In the report, the agency said the city estimates it will completely draw down its fund balances by the end of the year. And for fiscal 2012, the city must address a $37 million budget gap.
Moody’s also downgraded Stockton’s taxable pension obligation bonds to Baa1 from A2 and its lease-revenue refunding bonds to Baa2 from A3.
It kept its outlook at negative.
“The negative outlook on the city’s rating reflects it precarious financial position in combination with the substantial challenges ahead,” Moody’s analyst Dari Barzel said in the report. “The city needs to successfully implement its balanced budget, closing a budget gap representing 20% of revenues.”
Without cost adjustments, Stockton’s expenditures are expected to rise almost 18% in fiscal 2012, mainly due to labor costs, according to Moody’s.
The city has been grinding through negotiations with its unions to try to reduce the labor costs.

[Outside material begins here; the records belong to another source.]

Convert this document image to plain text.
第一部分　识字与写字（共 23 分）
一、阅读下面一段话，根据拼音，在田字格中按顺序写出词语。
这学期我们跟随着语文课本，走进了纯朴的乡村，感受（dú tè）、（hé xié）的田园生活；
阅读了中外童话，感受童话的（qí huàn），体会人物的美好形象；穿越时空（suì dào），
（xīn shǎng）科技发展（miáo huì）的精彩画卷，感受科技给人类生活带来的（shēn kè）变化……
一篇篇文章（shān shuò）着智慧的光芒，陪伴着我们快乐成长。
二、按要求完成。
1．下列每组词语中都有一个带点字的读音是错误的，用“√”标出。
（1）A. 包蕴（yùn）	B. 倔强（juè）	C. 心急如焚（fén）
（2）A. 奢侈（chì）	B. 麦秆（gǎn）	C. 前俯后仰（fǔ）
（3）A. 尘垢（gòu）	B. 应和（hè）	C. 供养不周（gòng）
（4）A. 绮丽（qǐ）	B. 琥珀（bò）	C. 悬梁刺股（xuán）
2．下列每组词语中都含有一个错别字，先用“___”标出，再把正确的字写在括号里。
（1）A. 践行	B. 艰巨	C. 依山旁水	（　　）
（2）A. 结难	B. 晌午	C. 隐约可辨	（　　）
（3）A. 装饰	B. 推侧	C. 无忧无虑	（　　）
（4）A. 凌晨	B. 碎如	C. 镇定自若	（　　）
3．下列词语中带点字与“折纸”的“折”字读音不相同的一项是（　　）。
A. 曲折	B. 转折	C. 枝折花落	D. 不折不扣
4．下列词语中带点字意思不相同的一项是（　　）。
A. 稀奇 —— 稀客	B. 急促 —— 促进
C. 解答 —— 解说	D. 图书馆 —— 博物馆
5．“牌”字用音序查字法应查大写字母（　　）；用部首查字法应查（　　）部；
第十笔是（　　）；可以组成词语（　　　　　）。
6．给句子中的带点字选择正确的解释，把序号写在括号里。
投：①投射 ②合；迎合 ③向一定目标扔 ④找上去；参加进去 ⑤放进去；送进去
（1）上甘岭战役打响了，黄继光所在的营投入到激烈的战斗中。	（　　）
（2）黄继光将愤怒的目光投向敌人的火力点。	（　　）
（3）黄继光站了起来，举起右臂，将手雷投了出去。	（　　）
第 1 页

The multimillion-dollar deficit comes after the government already cut 25% of its workforce over the last two years.
Stockton has $224 million of outstanding debt: $87 million of lease revenue bonds, $13 million of certificates of participation, and $124 million of pension obligation bonds, according to its most recent comprehensive annual financial report, for the period ending June 30, 2010.
Of the lease revenue bonds, $40 million are in variable-rate mode.
Moody’s noted that the variable-rate debt also adds near-term risk because of an insurance agreement.